Tariffs on China-made electric vehicles (EVs) could boost Chinese carmakers’ efforts to localise production in the EU, Hungary’s Economy Minister Márton Nagy said while signalling widely differing views among member states on whether duties should become permanent.
Speaking after an informal meeting of EU competitiveness ministers in Budapest on Tuesday (9 July), Márton Nagy said the European Commission’s decision to apply provisional duties of up to 37.6% may have speeded up a trend of supply chain relocation.
“It can happen that after the tariffs, this process [of localisation] is accelerating,” Nagy said.
His comment came a day after Chinese EV heavyweight BYD announced that it would build a $1 billion plant in Turkey.
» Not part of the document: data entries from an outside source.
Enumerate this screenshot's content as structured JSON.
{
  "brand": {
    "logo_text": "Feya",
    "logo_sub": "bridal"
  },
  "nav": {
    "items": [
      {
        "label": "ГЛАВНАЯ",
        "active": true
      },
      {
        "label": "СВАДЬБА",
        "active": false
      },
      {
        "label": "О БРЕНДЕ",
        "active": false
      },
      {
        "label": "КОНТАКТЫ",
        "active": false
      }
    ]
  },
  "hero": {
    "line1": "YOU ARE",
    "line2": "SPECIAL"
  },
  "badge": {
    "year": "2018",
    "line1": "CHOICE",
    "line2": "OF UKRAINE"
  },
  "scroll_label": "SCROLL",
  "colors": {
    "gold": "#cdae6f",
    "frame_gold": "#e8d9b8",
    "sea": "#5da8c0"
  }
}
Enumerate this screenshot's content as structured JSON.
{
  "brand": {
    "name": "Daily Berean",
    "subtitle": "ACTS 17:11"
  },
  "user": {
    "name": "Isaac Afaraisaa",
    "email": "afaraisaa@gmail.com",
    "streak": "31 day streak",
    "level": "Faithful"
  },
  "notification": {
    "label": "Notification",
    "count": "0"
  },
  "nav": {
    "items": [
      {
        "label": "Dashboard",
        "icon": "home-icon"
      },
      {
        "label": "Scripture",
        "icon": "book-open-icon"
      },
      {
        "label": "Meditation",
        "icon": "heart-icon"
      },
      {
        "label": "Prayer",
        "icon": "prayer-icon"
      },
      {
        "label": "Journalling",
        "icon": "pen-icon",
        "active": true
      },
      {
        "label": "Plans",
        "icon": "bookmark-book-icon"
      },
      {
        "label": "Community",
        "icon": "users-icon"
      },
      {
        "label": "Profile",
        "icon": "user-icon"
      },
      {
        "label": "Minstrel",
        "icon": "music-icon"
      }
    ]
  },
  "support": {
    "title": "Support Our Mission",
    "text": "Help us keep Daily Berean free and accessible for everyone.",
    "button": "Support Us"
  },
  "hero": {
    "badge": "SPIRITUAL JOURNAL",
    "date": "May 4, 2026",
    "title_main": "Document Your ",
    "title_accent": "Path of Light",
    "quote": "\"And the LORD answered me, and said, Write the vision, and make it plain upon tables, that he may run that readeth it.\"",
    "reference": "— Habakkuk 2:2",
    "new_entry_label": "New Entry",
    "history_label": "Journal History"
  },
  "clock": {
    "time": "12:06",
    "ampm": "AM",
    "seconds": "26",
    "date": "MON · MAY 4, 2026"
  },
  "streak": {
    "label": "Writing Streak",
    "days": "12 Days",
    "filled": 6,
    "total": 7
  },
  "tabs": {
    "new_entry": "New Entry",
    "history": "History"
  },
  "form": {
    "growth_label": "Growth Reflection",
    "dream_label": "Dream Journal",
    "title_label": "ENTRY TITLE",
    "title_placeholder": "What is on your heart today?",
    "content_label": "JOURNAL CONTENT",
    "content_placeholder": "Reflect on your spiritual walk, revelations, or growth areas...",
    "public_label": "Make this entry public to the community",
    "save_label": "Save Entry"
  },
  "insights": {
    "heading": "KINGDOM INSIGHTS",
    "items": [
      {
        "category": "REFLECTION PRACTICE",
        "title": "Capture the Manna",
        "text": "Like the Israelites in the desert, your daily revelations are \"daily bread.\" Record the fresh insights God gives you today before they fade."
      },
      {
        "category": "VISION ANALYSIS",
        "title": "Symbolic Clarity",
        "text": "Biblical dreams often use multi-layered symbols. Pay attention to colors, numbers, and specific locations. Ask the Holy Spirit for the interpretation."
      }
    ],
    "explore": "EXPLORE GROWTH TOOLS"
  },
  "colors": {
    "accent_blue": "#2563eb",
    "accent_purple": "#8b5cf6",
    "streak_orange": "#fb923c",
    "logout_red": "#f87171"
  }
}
The deal followed Ankara’s decision last month to impose a 40% tariff on Chinese vehicles.
Turkey’s Minister of Industry and Technology, Mehmet Fatih Kacir, said that the agreement could help ease the sale of Chinese EVs to the EU due to Turkey’s customs union with the EU.
Nagy, however, also highlighted that Chinese carmakers’ localisation within the bloc had already taken place before the EU executive’s decision.
“Localisation is a process that is going on without the tariffs,” he said, and is typically a means to “shorten the supply chain” for firms “in the most cost-efficient manner”, he added, pointing to the fact that BYD and Chery had both announced plans to build factories in Europe while the EU anti-subsidy probe was still ongoing.
A survey published last month by the China Economic Information Service and the China Chamber of Commerce to the EU found that increasing localisation “remains a long-term strategic goal” for Chinese businesses, despite their enthusiasm for EU investments being “dampened” by the EV saga.
Meanwhile, Nagy also emphasised that EU ministers hold “opposite views” regarding the tariffs, with some member states heavily in favour and others vehemently opposed.
After the Commission confirmed that preliminary duties applied from 5 July, the bloc’s 27 countries are expected to hold an initial non-binding vote on the issue next week and only lay out their final stance in November. If a qualifying majority of at least 15 countries representing at least 65% of the total EU population opposes the measures, the Commission should withdraw them.
Germany has been the most vocal critic of imposing new tariffs on China-produced EVs and has pushed for a negotiated agreement to ward off definitive duties.